Top Managed Print Challenges and How to Overcome Them

This year has been one of tremendous opportunity for companies that offer managed print services. But it’s also been a year of challenges for MPS providers.

We queried print services providers around the country about the biggest challenges they’ve faced and how they’ve addressed them. Following are some of their insights.

How to Sell MPS Without an Assessment

Selling customers on the idea of managed print has been a challenge this year, as it was in the two previous years, says Tom McDonald, president of NSI in Naugatuck, Conn. “Why can’t we sell something that helps our clients by saving them money and time?” he says. “Why aren’t these clients calling us and asking for it? We should be writing orders every day all day long, but we are not.”

One problem is customers don’t let providers do the necessary assessments. “They think it is a hassle, they don’t have the time or the energy, and if they do let you do an assessment, they don’t have or won’t provide you the information,” McDonald says.

NSI now avoids doing assessments and instead focuses on finding a small place to start in the account, and then show success—one printer, in one department at a time. “Get it in, run it for three to six months, then go back and show them the results,” McDonald says. “Once they see it, the next time they need to order a printer, or hopefully refresh a fleet, we have already proven that it works and we simply propose. It is not perfect, but we are having better success doing it this way.”

Partner Up to Expand Services

For Strategic Print Solutions in Hiawatha, Iowa, diversifying into managed IT services to continue to differentiate and innovate in its managed print services offering has proven to be the biggest challenge this year, says Mark Shelton, president of the company.

The solution? “We have partnered with an IT service provider and are finalizing our offering to launch a co-mingled program set in 2012,” Shelton says.

Use the Cloud and Hard Data to Ward Off Competition

“The two biggest challenges were streamlining our process and learning to leverage our solutions to overcome the competition in this growing MPS market,” says Buddy Carpenito, senior partner and owner of Print Administrate/Technology Solutions of America in Winter Garden, Fla.

The company’s streamlining efforts included adding cloud services to better support clients. “These services even run on an iPhone or Android device, [and] this reduced reactive supply mishaps,” Carpenito says. “It also helped increase our service response time.”

As for increased competition, Carpenito says the “big box copier competitors” have made a strong push to offer managed print services for not only traditional copiers, but laser printer fleets as well.

“We had to leverage our solutions to the fullest to ward these competitors away,” Carpenito says. “I decided to really concentrate on our MPS end-user reporting tools. CFOs really appreciate the detailed data they provide. Our entire concept of management is based around end-user workflows and what their systems need to get the job done. The mistake the competition makes is they are still pushing the boxes as part of their initial attempt to gain MPS business. It won’t work.”

Customers Still Need Help Understanding MPS

Laser Technologies Inc. (LTI) in St. Paul, Minn., has been involved in managed print services for more than eight years and is the biggest MPS provider in its marketplace in terms of the number of printers under contract, says Sean Carey, president.
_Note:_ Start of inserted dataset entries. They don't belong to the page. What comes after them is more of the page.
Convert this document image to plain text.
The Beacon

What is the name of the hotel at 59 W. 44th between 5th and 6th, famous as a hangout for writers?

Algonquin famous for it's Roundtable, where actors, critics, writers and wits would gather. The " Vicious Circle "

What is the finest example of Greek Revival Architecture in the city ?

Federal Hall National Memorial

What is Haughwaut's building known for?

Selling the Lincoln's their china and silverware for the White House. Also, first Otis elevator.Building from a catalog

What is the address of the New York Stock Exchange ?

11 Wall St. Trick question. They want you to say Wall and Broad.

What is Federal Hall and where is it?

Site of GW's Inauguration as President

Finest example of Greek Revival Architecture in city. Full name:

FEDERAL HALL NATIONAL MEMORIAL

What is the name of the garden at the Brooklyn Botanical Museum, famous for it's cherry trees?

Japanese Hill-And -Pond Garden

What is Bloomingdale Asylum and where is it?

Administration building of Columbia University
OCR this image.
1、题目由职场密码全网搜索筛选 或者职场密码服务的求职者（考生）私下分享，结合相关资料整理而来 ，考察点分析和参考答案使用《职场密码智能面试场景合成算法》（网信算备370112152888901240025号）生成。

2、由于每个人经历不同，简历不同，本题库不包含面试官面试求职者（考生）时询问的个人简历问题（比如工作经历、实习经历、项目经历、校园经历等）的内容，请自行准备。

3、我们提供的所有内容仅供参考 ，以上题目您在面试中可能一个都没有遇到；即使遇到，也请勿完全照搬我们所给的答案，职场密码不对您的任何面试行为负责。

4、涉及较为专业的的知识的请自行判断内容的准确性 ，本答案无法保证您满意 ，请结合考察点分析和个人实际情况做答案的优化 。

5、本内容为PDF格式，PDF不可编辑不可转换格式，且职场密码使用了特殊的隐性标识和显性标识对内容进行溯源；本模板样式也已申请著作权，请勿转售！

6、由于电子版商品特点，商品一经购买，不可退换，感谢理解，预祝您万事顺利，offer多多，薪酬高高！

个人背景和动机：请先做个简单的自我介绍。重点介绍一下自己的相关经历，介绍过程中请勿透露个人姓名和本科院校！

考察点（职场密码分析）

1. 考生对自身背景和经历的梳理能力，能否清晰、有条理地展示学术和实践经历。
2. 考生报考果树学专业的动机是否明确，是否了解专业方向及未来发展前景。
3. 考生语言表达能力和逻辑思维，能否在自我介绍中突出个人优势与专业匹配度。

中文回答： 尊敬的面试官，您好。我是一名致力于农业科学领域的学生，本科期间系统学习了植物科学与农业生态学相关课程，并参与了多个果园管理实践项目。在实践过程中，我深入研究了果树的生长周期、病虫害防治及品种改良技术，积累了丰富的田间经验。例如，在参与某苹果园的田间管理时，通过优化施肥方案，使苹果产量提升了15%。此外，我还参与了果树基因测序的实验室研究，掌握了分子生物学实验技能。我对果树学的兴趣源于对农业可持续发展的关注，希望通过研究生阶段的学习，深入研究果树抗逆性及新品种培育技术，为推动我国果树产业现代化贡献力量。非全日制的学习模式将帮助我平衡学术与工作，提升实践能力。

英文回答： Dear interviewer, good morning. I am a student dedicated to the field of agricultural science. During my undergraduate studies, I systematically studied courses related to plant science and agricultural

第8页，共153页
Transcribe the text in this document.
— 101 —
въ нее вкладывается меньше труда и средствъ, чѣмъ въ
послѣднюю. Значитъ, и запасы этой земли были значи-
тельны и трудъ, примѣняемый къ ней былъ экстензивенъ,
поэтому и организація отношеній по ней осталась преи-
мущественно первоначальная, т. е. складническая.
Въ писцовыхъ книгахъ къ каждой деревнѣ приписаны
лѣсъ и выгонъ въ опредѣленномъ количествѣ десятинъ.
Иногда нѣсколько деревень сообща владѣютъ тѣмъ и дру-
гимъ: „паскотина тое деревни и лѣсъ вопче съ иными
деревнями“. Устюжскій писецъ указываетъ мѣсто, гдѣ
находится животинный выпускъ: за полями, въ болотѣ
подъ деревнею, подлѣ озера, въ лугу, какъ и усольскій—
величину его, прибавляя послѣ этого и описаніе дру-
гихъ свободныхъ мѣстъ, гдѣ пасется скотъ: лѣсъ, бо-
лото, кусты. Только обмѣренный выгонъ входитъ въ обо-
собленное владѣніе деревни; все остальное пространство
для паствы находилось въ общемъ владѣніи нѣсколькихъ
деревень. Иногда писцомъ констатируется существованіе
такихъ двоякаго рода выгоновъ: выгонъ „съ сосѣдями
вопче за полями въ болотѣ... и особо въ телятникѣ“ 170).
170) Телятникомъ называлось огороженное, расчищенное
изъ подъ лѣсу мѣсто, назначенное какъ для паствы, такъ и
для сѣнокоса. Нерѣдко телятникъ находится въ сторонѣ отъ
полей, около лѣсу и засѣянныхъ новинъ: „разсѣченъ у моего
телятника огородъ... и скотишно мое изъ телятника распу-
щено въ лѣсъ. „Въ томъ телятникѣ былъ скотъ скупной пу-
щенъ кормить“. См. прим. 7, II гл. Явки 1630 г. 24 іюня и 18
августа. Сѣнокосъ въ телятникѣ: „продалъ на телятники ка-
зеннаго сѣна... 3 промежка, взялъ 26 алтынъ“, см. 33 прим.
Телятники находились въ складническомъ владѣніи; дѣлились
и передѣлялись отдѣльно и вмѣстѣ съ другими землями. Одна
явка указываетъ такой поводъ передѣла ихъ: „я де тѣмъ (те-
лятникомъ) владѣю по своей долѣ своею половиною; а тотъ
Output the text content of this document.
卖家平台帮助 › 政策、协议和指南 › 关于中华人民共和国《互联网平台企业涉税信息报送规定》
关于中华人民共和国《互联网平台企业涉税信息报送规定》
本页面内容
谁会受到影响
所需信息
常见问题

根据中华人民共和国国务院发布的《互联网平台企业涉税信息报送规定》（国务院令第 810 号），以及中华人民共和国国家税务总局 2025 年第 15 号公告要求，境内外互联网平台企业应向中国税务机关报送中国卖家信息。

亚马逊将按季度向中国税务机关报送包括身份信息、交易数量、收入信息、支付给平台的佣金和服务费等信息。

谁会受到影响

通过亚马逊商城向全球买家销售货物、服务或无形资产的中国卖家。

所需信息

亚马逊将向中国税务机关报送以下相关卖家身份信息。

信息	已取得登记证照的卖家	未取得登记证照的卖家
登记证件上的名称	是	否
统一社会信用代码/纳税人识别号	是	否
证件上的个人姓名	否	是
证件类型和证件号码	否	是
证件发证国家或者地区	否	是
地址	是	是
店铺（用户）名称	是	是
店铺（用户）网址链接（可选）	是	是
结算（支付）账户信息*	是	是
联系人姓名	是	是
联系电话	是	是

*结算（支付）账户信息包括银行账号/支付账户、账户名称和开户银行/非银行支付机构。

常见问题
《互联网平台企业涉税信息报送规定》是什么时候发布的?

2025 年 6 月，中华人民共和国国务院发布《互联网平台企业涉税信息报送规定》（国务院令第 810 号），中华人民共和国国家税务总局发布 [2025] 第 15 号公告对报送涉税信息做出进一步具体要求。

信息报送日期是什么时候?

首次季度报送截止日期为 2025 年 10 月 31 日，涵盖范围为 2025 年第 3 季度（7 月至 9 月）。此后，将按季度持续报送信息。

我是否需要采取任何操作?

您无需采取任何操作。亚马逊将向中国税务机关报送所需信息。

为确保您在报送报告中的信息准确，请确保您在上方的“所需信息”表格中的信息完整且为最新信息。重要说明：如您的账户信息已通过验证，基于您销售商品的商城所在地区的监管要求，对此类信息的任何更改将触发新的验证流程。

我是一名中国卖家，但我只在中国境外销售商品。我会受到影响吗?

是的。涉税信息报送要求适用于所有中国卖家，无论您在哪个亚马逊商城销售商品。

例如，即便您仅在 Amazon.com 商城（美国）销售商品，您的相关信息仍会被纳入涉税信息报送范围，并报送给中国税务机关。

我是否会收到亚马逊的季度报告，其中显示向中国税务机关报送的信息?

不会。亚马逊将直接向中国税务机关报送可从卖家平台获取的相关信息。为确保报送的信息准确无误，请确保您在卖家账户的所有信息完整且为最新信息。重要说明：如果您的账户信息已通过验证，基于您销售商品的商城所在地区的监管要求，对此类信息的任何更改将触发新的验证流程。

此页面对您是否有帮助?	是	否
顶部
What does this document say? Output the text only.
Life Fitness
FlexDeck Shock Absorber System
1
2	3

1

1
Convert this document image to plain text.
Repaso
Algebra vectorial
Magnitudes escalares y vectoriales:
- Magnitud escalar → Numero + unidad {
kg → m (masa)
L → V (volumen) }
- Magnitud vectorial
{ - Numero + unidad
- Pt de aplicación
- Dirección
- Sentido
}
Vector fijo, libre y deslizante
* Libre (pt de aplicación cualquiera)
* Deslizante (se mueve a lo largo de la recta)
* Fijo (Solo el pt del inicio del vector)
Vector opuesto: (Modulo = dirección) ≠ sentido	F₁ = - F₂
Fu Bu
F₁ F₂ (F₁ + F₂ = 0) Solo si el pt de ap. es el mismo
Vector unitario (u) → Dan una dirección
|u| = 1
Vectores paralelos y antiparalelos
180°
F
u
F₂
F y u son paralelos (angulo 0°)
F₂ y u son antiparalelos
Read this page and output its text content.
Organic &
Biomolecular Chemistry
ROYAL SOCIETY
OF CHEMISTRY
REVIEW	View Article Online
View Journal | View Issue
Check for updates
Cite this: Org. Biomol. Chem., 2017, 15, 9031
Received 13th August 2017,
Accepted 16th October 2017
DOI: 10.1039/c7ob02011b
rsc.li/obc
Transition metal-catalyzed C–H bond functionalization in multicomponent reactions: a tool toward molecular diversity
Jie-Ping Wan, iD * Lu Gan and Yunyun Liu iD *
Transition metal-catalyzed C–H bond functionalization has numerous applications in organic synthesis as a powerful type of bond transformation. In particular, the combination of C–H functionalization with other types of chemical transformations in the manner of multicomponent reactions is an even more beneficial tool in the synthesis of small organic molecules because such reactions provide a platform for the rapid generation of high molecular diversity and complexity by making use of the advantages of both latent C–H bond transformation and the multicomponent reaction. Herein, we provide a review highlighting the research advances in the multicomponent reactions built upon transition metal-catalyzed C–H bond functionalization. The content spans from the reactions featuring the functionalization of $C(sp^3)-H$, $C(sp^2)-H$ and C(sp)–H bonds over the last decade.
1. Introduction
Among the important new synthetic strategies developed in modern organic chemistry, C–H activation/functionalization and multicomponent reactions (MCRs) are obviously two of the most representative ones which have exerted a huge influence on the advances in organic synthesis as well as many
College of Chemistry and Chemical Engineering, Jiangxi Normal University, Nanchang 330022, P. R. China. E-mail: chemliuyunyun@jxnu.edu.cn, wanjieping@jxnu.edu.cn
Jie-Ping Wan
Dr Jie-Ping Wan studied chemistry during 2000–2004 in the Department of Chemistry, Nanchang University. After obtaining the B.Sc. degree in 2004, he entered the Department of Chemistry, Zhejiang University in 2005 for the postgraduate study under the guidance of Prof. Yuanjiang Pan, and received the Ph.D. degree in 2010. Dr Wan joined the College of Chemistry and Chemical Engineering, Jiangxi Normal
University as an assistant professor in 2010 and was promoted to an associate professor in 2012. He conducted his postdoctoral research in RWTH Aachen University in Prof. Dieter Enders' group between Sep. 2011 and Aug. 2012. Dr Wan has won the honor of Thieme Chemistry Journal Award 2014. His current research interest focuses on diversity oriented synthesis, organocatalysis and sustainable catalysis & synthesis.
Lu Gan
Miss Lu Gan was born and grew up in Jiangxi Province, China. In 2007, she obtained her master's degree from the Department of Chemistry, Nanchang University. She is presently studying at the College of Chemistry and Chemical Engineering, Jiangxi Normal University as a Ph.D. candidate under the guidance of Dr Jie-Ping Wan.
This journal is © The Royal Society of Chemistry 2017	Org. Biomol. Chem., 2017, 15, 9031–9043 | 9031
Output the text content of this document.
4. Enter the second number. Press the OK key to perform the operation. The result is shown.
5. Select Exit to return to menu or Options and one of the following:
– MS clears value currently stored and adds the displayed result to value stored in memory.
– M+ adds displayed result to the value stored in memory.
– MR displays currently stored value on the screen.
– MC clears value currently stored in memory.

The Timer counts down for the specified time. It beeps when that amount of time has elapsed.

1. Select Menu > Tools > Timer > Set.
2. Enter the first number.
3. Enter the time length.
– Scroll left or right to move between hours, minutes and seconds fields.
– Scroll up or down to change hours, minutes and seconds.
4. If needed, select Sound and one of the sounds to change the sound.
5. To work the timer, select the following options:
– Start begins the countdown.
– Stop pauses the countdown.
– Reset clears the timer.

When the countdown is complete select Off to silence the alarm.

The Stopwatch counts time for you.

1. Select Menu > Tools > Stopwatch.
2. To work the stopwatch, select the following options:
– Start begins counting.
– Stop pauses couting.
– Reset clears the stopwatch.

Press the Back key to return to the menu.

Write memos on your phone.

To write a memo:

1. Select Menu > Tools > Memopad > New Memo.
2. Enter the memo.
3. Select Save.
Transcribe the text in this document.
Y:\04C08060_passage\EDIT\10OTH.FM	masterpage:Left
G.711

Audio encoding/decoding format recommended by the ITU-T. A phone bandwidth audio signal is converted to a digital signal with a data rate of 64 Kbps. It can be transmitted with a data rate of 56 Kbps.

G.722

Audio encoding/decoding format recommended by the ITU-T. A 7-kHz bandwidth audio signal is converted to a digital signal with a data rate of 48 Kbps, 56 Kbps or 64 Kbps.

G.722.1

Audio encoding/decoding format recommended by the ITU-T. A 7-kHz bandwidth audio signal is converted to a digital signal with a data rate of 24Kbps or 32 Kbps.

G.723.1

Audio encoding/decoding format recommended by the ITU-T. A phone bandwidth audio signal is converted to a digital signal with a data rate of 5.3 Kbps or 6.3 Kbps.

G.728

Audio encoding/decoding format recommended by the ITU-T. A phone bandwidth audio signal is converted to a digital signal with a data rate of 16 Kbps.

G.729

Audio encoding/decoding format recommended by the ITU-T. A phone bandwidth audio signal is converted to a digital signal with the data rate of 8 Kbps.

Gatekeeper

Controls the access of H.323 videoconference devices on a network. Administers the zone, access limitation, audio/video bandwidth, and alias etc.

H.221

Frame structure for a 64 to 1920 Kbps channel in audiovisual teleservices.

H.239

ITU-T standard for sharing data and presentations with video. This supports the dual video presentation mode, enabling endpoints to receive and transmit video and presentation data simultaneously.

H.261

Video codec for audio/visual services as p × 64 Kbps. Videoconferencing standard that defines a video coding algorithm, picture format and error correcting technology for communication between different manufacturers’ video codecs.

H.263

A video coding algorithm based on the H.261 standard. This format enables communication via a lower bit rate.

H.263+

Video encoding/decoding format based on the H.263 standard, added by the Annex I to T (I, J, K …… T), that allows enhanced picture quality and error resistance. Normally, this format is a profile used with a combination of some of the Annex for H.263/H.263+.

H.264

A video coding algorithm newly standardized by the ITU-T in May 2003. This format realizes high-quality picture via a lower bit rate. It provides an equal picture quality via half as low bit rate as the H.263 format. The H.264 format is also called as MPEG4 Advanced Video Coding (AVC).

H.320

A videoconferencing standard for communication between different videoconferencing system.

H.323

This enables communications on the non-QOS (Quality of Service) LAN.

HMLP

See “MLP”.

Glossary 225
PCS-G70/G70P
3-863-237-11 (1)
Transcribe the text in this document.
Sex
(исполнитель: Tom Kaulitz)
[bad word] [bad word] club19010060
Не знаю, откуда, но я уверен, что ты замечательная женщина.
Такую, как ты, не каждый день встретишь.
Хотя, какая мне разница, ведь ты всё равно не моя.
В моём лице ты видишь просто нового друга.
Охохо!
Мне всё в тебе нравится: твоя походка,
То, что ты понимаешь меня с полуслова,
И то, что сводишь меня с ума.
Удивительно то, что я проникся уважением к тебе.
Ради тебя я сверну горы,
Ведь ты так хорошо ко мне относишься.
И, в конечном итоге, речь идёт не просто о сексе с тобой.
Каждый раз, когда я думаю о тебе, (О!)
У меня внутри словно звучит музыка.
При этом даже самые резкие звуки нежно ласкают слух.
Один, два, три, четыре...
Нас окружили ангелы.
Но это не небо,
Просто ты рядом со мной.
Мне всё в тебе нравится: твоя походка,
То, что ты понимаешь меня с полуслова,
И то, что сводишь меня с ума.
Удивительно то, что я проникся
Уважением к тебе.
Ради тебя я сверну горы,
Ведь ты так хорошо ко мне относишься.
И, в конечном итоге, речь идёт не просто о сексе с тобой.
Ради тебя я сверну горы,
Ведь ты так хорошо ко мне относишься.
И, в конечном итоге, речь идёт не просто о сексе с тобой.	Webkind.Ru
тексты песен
“But we’ve discovered that many of our long-term customers who have been using us for printer repairs and supplies don’t really understand what we do and the full breadth of services that we can provide,” Carey says. “That was our fault. So we’ve begun a campaign to revisit our customers in person and keep them informed through regular communication such as mailers and e-mail campaigns.”

This has resulted in a number of new MPS opportunities for the company, Carey says. “We’re also taking a much more aggressive approach in the marketplace to raise [the] level of awareness about LTI’s capabilities and how they can benefit even some of the small to midsize companies in our area.”

Educating customers was also a focus for CTS Services Inc. in Bellingham, Mass. “The biggest challenge in 2011 was clarifying our clients’ confusion about the proper way to approach managed print services and communicating the true benefits,” says Michelle Carlow, president. “There are many companies vying for our clients’ attention, each offering a variety of managed services. We have found that when we persevere and show them the value, the confusion disappears.”